Remove foil from prepared media flask. Remove foil from flask containing dispersed cell suspension cultures (produced by initial inoculation). Take wide spatula with holes, sterilize, allow to cool and scoop out the cells. Add these cells to the fresh media. Aim to add approximately 5g tissue to 50ml media. Flame the neck of the flask, and cover with a sterile sheet of foil. Place the flask on a shaker at 120 rpm, in a dark room heated to 27°C. After 14 days, use the cell suspension culture for further subcultures.

Production of Medium

Take the flasks after the 14 days incubation and place in daylight. Incubate in daylight for 5 days. Split the content of the flasks into a first portion and a second portion of substantially equal volumes. Retain the second portion in a separate flask for further use. Pass the first portion through a tangential filter with 0.2 micron pore size to obtain a filtrate and a retentate. The retentate will substantially consist of cultured plant cells with a high steroidal glycoside content. The retentate is freeze-dried then rinsed of any remaining media with water to avoid undesirable compounds in the media. The resulting free-dried cultured plant cells are then used as an appetite suppressant.

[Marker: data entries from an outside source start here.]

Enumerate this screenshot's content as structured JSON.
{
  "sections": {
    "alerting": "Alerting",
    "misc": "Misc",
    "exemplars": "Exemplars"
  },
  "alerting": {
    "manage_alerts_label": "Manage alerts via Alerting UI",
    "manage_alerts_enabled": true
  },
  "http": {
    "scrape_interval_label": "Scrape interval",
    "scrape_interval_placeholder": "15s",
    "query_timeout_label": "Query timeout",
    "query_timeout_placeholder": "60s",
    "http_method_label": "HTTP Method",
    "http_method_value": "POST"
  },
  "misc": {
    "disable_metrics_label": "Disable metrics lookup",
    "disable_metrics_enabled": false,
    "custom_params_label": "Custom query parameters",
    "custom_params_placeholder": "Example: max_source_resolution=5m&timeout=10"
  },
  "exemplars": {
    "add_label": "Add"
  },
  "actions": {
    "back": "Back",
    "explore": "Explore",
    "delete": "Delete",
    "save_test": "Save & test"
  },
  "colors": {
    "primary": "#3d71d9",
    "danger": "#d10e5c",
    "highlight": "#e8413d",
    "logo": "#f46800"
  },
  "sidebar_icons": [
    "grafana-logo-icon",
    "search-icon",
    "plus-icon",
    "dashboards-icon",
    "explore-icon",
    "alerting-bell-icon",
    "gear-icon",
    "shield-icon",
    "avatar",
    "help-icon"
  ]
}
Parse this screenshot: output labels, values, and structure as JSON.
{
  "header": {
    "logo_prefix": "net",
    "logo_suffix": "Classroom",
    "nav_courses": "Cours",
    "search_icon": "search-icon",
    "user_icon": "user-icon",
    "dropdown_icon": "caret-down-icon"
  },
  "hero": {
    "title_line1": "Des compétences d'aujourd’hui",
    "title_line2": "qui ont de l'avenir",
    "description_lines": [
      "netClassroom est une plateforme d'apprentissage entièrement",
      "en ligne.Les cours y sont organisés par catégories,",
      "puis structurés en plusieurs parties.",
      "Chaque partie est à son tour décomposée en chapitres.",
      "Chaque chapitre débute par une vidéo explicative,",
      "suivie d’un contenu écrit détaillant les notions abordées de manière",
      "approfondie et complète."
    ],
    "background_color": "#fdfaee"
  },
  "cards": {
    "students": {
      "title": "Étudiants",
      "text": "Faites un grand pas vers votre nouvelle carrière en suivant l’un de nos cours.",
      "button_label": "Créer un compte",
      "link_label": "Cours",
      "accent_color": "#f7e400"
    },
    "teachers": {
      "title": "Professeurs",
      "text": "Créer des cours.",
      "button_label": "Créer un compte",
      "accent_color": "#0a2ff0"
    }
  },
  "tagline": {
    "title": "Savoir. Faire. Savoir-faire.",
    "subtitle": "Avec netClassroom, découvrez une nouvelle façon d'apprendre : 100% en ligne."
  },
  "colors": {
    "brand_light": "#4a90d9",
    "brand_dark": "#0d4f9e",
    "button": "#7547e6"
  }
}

Pass the filtrate through a viva flow membrane with MWCO 5,000 kDa under reduced flow rate and pressure (10% of the recommended flow rate). Collect the retentate from this filter and reintroduce into the second portion. Discard the filtrate. A portion of the retentate may be retained and used as a plant extract containing steroidal glycosides.

Repetition of previous step

Repeat method as set out immediately above using the second portion. If necessary add further liquid media and/or subculture as produced in the preceding step.